Bien que la LMES et la LJVDEC prévoient également la saisie ou le gel de biens par l’intermédiaire d’ordonnances du gouverneur en conseil, elles ne permettent pas actuellement au gouvernement de traiter ces biens comme le voudrait l’engagement du Groupe de travail sur les élites, les mandataires et les oligarques russes, le REPO. C’est pourquoi on propose, dans la section 31 de la partie 5, de modifier ces deux lois afin de permettre la confiscation, l’aliénation et la redistribution des biens au Canada détenus par des personnes sanctionnées. Plus précisément, les modifications proposées permettraient aux tribunaux, à la demande du ministre concerné, d’ordonner que certains biens qui ont déjà été saisis ou bloqués soient confisqués par la Couronne.

Les modifications prévoient également l’équité procédurale, y compris l’obligation pour les tribunaux de donner un avis aux tiers qui pourraient avoir un intérêt valide dans le bien en question, afin qu’ils puissent faire valoir leurs revendications et demander réparation.

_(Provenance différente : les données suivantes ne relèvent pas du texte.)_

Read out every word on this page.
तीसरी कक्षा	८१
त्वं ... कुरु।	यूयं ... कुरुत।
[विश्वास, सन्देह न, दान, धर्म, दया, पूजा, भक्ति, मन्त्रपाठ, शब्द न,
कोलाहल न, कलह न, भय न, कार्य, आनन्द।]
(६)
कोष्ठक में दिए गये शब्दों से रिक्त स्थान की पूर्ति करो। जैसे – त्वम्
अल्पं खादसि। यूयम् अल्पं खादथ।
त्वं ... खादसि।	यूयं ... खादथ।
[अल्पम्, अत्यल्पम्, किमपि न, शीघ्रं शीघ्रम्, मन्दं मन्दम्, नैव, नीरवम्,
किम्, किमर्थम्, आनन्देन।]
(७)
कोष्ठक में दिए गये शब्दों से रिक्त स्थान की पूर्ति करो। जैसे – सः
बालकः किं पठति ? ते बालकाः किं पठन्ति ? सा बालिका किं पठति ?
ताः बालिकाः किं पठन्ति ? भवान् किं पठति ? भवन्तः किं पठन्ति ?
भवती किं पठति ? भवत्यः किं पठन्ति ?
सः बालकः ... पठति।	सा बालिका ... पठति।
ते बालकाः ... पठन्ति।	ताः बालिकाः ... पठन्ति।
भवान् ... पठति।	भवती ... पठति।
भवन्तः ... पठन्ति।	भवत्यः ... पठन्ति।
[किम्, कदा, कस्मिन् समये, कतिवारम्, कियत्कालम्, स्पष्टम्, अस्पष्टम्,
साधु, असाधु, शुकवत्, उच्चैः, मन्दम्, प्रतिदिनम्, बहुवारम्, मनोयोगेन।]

Les modifications proposées permettraient en outre de disposer des biens confisqués et d’en utiliser le produit à des fins précises, notamment la reconstruction des États touchés, le rétablissement de la paix et de la sécurité internationales et l’indemnisation des victimes. De plus, de nouvelles autorisations de partage des renseignements seraient créées entre les ministères concernés afin de faciliter l’élaboration, l’administration ou la mise en œuvre d’une ordonnance prise en vertu de ces deux lois.

En résumé, ces modifications visent à promouvoir la responsabilisation et à faire en sorte que les personnes qui ont tiré profit du régime de Poutine ne puissent plus accéder à leurs biens au Canada, ainsi qu’à redistribuer le produit de ces biens aux personnes touchées.

[Français]

En ce qui concerne les prochaines étapes, des travaux sont déjà en cours sur les mécanismes de ce nouveau système afin de veiller à ce qu’il soit mis en œuvre avec succès. À cette fin, les discussions avec les parties prenantes concernées, y compris certains ministères et organismes, se poursuivront parallèlement à l’introduction de ces modifications.

J’espère que cet aperçu vous a été utile dans le cadre de votre étude. Nous serons heureux de répondre maintenant à vos questions.

Merci beaucoup, monsieur le président.

Le vice-président : Merci, monsieur Lévêque.

[Traduction]

Avant de passer aux questions, je rappelle aux membres qui participent à distance d’utiliser la fonction « Lever la main » pour être ajoutés à la liste des intervenants tenue à jour par la greffière. Je tiens également à informer les membres que, pour cette série de questions, ils auront chacun un maximum de quatre minutes, une durée que je vous invite à respecter.

Le sénateur MacDonald : Je vais poser une question sur un sujet abordé par M. Lévêque. Monsieur Lévêque, vous avez dit qu’il est interdit aux personnes qui sont au Canada et aux Canadiens qui sont à l’étranger de s’engager dans quelque activité que ce soit concernant les avoirs des personnes inscrites sur cette liste ou de leur fournir des services financiers, sauf en cas d’exceptions. Pourriez-vous nous dire quelles sont ces exceptions et si ces dernières sont ponctuelles? Aussi, existe-t-il une liste d’exceptions susceptibles d’être réévaluées?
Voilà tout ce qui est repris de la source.